Thank you to the hockey coaches and teams for the time spent investing in hockey skills during the recent camp. We are really looking forward to the spirit and skills application as we bring our teams out onto the Astro during the coming weeks.
There is still much to look forward to this term, thank you for your positive energy and support. Keep warm!
With Love and Courage Always,
Power of Pause
We live in a fast paced world where this simple word ‘PAUSE’ feels non-existent. Children today, in fact society, are often impulsive, reacting rather than responding. It is this characteristic that can make the our ‘world’ more challenging both for ourselves and those around us. More importantly our focus in this article is directed towards empowering and supporting your daughters.
Whether the issues are around social media, fashion, attitude or behaviour, the way young people react or respond can have a significant influence on families and in schools.
A reaction is usually automatic, instinctive, impulsive and may be irrational, emotional, and immediate, while a response is usually considered and thoughtful, evaluating the situation and remaining calm in delivery. A reaction may be due to frustration, disappointment, or anger, grounded in our survival instincts and fuelled by adrenaline.
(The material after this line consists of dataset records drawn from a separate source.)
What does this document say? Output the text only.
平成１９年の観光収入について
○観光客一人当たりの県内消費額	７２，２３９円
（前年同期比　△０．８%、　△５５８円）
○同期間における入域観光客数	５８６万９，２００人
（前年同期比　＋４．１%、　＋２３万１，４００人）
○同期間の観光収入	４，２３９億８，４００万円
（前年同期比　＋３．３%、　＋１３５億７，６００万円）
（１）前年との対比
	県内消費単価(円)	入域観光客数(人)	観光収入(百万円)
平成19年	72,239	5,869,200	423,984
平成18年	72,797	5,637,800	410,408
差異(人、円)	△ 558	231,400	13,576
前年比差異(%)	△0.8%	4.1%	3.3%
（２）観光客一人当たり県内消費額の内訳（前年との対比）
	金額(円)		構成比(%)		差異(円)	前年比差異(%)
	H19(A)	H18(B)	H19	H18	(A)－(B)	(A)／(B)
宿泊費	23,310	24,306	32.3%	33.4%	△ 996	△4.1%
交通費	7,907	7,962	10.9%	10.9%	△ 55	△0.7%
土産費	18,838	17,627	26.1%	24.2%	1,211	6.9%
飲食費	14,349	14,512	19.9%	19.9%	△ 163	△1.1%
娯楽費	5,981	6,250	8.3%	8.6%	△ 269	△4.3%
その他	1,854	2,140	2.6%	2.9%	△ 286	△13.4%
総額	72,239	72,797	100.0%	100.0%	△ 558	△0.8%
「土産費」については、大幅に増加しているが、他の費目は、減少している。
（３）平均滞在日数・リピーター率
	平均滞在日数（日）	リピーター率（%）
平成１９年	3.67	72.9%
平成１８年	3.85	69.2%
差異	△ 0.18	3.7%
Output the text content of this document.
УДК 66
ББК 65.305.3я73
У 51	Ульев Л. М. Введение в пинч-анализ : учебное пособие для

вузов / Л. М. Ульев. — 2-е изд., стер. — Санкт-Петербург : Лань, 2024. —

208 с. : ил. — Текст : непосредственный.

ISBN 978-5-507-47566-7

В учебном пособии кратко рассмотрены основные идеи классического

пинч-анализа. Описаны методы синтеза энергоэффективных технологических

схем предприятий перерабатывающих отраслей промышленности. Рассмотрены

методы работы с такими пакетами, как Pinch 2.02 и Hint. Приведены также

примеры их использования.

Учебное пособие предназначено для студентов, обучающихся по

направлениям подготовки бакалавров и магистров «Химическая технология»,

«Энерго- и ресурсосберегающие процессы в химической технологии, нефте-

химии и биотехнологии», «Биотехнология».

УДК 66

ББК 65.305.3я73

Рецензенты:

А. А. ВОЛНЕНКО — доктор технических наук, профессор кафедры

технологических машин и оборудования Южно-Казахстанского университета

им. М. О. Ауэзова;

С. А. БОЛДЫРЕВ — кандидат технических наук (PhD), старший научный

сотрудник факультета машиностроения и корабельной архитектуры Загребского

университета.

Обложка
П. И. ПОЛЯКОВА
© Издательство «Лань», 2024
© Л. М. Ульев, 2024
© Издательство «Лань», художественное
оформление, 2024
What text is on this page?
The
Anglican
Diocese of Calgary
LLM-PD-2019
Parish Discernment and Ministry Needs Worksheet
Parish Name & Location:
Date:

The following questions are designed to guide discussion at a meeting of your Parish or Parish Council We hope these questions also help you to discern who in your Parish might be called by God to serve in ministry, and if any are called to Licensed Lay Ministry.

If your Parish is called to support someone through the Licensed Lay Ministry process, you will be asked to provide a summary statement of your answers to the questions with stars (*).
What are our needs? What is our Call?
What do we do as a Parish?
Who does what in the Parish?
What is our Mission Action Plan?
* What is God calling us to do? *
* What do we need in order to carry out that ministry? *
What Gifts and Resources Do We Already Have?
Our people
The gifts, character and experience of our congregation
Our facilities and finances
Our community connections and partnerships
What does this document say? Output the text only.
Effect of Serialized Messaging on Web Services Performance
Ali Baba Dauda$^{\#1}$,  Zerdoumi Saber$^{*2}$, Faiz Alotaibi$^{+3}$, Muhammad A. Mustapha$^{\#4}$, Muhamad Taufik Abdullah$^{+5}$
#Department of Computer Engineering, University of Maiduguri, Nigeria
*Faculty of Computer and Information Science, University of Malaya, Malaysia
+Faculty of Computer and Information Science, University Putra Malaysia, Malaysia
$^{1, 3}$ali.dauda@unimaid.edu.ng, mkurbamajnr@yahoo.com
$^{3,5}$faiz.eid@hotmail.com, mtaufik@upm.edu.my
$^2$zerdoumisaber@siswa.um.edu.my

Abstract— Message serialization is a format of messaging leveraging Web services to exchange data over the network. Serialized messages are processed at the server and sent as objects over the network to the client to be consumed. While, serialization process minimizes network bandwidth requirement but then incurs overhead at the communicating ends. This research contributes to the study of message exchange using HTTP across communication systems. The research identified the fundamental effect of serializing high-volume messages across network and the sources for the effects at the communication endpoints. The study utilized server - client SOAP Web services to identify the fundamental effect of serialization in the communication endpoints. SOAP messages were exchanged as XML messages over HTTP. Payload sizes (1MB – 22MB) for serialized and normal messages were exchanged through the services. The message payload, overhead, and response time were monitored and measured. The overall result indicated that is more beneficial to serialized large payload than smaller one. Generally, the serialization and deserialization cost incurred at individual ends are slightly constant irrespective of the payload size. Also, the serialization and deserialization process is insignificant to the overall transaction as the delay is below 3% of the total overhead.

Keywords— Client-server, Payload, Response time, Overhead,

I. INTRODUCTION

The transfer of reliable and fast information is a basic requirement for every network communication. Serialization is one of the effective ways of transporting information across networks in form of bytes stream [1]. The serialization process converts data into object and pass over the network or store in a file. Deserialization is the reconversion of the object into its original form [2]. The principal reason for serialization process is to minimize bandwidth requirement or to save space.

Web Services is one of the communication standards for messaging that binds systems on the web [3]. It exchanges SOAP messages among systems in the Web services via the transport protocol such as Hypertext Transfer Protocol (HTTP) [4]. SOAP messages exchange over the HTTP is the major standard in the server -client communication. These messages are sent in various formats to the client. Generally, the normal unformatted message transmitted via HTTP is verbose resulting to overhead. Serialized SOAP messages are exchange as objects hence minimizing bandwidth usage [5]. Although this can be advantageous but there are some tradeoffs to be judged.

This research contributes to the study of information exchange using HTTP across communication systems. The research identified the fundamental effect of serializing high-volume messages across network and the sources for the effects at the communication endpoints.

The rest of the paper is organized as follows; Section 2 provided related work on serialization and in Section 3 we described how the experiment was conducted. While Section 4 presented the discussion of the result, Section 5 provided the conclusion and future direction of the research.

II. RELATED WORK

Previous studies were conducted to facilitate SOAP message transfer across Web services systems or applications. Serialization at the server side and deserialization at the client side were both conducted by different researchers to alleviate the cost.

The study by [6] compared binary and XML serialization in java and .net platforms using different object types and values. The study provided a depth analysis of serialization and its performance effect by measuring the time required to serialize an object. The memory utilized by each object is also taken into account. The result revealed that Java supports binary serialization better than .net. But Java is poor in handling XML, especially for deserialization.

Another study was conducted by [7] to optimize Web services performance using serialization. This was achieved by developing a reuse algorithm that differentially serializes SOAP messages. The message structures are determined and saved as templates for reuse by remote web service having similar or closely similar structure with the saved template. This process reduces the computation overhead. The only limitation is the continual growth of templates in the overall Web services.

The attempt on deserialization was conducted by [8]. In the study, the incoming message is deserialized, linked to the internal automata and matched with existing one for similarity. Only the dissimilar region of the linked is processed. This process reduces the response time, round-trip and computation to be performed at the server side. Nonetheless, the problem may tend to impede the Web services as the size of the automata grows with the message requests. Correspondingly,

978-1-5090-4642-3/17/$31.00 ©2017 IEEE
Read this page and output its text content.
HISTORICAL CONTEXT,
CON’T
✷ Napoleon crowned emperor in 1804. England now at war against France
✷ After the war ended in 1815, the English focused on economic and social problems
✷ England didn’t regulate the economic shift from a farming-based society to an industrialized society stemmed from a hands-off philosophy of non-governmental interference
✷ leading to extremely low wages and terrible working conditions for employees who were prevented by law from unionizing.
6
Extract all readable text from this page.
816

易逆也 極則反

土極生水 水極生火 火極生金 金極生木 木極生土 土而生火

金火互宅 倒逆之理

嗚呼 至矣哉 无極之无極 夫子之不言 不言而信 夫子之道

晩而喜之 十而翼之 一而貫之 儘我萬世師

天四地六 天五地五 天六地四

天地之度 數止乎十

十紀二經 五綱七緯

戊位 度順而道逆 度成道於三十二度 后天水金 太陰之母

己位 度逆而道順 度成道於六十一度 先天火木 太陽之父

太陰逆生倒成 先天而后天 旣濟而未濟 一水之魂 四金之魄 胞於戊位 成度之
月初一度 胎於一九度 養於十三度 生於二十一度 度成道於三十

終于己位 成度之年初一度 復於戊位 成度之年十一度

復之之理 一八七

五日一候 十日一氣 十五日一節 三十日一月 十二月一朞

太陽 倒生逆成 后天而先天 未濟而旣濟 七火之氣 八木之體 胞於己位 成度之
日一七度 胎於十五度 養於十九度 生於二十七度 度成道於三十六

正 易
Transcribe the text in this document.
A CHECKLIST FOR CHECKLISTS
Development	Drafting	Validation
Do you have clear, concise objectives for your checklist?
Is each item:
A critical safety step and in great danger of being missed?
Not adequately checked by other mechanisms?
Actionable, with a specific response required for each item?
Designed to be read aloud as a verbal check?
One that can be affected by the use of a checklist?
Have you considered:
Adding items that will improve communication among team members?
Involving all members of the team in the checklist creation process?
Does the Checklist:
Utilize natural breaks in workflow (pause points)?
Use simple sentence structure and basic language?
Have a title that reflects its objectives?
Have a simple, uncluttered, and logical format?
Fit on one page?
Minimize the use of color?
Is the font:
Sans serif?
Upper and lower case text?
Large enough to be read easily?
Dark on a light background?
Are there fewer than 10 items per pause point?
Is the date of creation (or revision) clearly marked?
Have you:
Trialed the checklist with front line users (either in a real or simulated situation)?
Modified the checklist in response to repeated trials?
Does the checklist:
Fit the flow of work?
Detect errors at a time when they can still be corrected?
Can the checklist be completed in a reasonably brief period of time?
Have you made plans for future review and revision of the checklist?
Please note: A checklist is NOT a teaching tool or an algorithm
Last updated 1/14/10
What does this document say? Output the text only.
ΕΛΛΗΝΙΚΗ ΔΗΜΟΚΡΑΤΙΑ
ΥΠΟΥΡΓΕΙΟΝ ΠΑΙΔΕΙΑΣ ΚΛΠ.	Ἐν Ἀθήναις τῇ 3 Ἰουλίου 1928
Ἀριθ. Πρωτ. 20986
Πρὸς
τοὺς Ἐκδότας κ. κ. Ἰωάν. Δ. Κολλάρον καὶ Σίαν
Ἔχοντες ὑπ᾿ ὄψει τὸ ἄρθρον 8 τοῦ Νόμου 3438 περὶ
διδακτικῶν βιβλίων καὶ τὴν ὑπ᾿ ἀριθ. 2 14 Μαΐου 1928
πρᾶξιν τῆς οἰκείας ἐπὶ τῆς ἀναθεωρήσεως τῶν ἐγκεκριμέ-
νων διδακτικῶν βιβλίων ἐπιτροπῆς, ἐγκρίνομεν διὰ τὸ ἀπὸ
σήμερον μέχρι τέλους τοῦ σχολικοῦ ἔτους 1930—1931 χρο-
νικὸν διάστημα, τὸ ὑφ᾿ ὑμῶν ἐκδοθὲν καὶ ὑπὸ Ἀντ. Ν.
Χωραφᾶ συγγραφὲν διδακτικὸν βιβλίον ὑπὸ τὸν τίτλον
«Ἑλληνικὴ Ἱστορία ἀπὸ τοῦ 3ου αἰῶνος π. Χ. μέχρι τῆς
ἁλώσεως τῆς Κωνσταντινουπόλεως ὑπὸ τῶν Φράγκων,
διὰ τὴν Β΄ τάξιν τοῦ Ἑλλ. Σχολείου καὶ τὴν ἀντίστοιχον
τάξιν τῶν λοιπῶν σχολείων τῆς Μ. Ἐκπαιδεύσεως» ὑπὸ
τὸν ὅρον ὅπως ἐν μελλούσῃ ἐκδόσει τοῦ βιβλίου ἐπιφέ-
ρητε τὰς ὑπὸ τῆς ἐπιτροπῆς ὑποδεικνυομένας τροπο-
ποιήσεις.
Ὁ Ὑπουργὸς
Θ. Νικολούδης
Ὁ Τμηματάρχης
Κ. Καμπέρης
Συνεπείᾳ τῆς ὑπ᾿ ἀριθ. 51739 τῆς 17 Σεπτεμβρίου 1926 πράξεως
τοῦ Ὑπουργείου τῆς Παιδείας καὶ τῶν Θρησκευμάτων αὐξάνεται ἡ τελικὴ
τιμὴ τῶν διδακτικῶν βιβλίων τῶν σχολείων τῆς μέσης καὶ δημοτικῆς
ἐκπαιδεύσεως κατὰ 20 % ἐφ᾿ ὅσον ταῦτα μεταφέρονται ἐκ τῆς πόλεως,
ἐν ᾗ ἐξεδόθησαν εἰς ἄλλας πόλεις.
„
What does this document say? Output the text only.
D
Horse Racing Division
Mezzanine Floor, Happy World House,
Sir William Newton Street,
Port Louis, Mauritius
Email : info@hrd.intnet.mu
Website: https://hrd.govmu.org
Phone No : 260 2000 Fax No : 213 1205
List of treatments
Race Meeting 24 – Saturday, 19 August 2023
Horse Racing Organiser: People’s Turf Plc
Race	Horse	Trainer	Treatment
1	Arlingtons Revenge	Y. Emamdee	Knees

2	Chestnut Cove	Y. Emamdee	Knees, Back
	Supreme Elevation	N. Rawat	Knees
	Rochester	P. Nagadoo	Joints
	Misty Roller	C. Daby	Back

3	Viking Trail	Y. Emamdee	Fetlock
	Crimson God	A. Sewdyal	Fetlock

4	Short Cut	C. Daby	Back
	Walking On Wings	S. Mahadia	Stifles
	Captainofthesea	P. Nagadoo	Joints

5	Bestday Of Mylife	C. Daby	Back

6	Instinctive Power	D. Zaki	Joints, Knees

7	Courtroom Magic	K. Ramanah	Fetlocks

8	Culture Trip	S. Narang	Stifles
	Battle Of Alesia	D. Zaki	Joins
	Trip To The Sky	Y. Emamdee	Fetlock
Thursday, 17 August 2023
Some of the words associated with reacting and responding include:
Automatic / immediate / in the moment / impulsive
Emotions-driven / irrational
Can land aggressively
Impact not considered
Limits of control of the situation
Considered / evaluated / thoughtful
Calm / controlled
Resolves issues / better outcomes
Aware of consequences
Pause before proceeding
Technology has provided us with tools that give us the ability to send messages instantly to anyone in the world. It’s fantastic… or is it? Our comments can be forwarded, screenshot, or shared with many others. You can delete social media comments, but sometimes it is too late. It is important to consider once words are verbally uttered they can’t be taken back. Once you have sent an email, there is no undoing it. A heat-of-the-moment communication/post can lead to significant damage to relationships. The power of the ‘pause’ is so significant in our online lives today, as poor judgement can have long-term impacts.
In our fast paced world, the art of pausing needs to be valued, taught and learned. At Kingsmead we strive to achieve this by explicitly teaching the Habits of Mind and in this case – teaching our students how to manage their impulsivity. In our lives, we have constant notifications, a never-ending supply of information and constant connection. This can often lead to quick comments, a lack of thought in responses and misinterpretation by others.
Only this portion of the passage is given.